30th Anniversary Gala Snapshot—Solomon Frazier

Below are remarks from Solomon Frazier, a Project HOME alumnus and current SEPTA employee.

Good evening, my name is Solomon Frazier. I am humbled and privileged to be here tonight to help Project HOME celebrate it's 30th anniversary.

I became a resident of Project HOME’s Hope Haven II in 2012. At that time, I had been in a recovery house for 9 months, trying to work on my addiction with very little support. When I learned I’d have to leave the recovery house, I started praying, “God I don’t want to go back out there. The odds are against me.”

Someone told me about Project HOME, and after talking to some of the residents, I decided it was where I needed to be. When I got to Hope Haven, I found a beautiful room that I knew I could make my own. During the two years I spent there, the staff connected me with the supports I needed to maintain my recovery. More than that, they loved me until I could learn to love myself again.

They also connected me to HAAS Recovery and Employment Services. I met Alexis Pugh, and she walked me through getting my resume ready and applying for jobs. She told me about an opportunity at SEPTA. I applied, passed an assessment test, and I was hired as a Maintenance Custodial Driver with the Regional Rail. I couldn’t believe it. I was 54 years old and one of the first residents to be hired from Project HOME. It was like somebody had laid a huge gift in front of me.

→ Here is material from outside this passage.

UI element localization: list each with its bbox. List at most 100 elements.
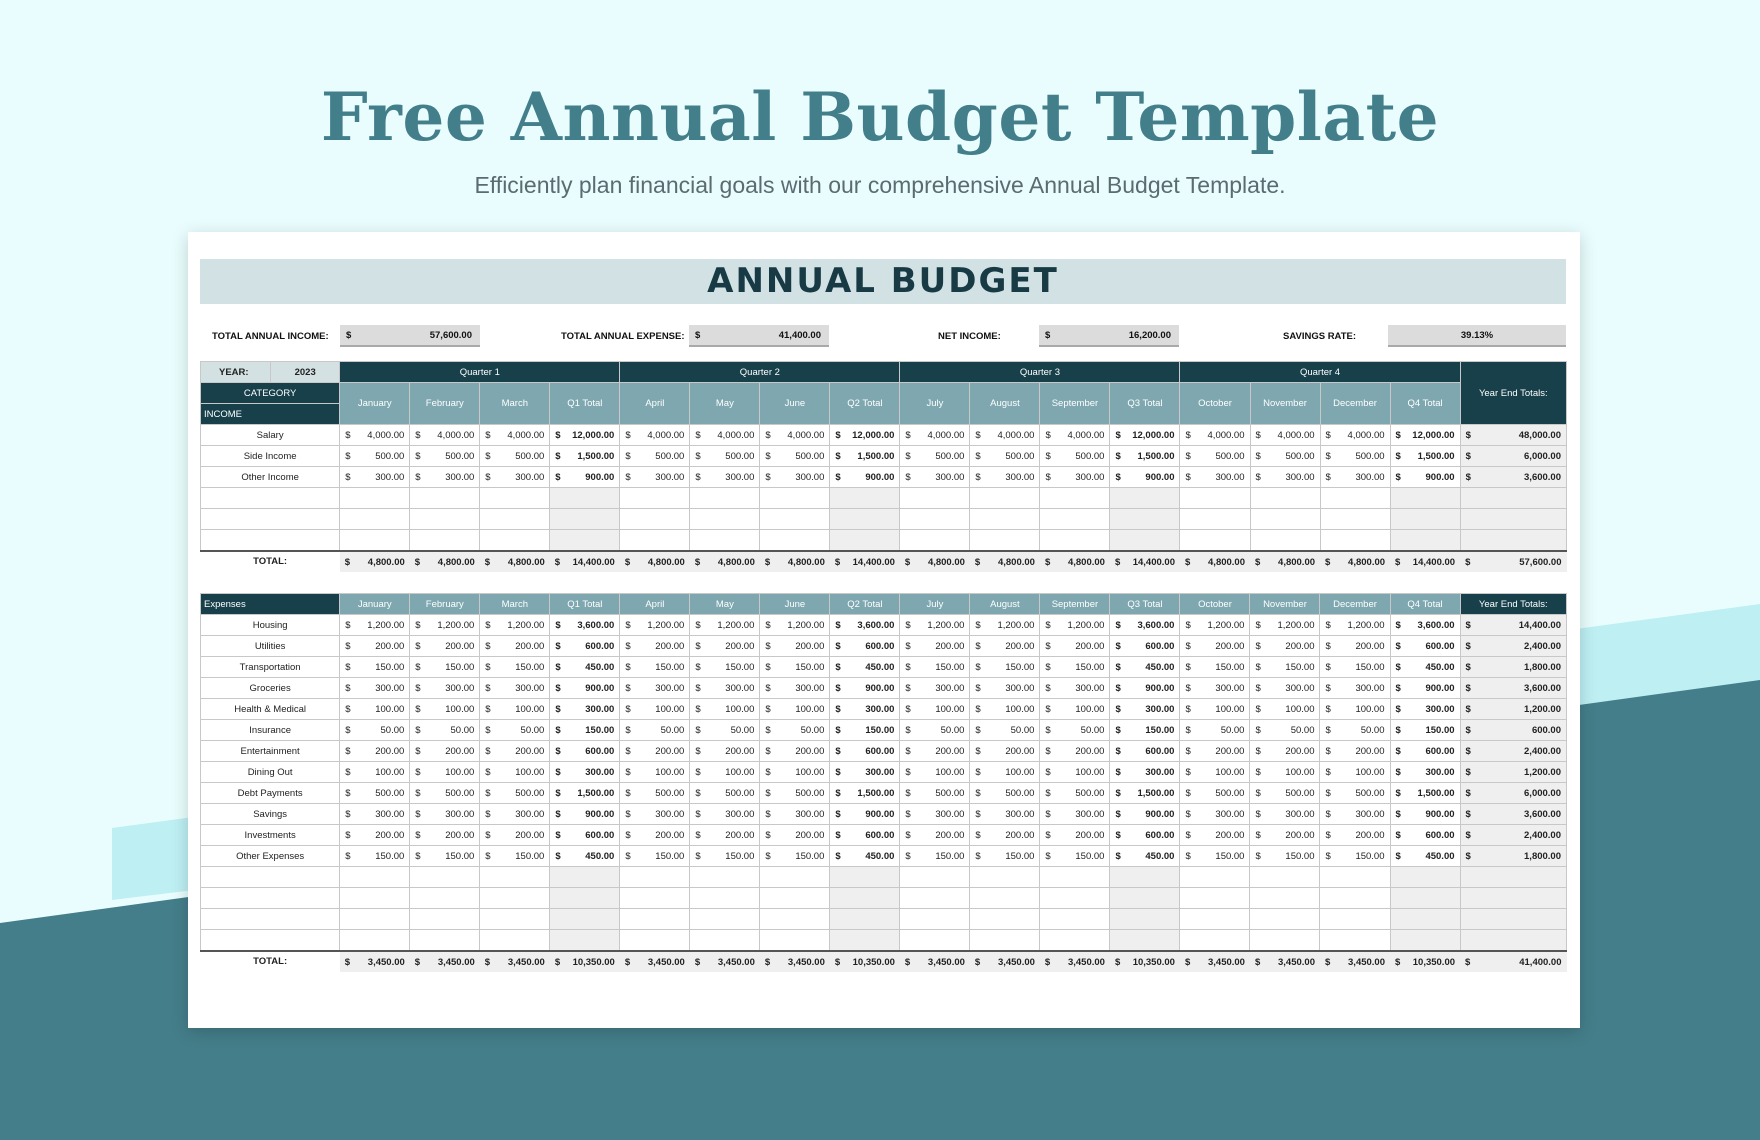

I am a pioneer for Project HOME and SEPTA. They believed in me, and I try to show my appreciation in my work every day. Now, I have been with SEPTA for 5 years and I am fully vested in my pension. But I’m not stopping now! I consider myself a representative of Project HOME every day that I’m at work, and I plan to keep on representing as long as God will allow me. Finding Project HOME and having this job was like hitting the Powerball lottery. But I wouldn’t trade my wellness, my self-respect and my work for all those millions. I love you, Project HOME. Happy 30th Anniversary!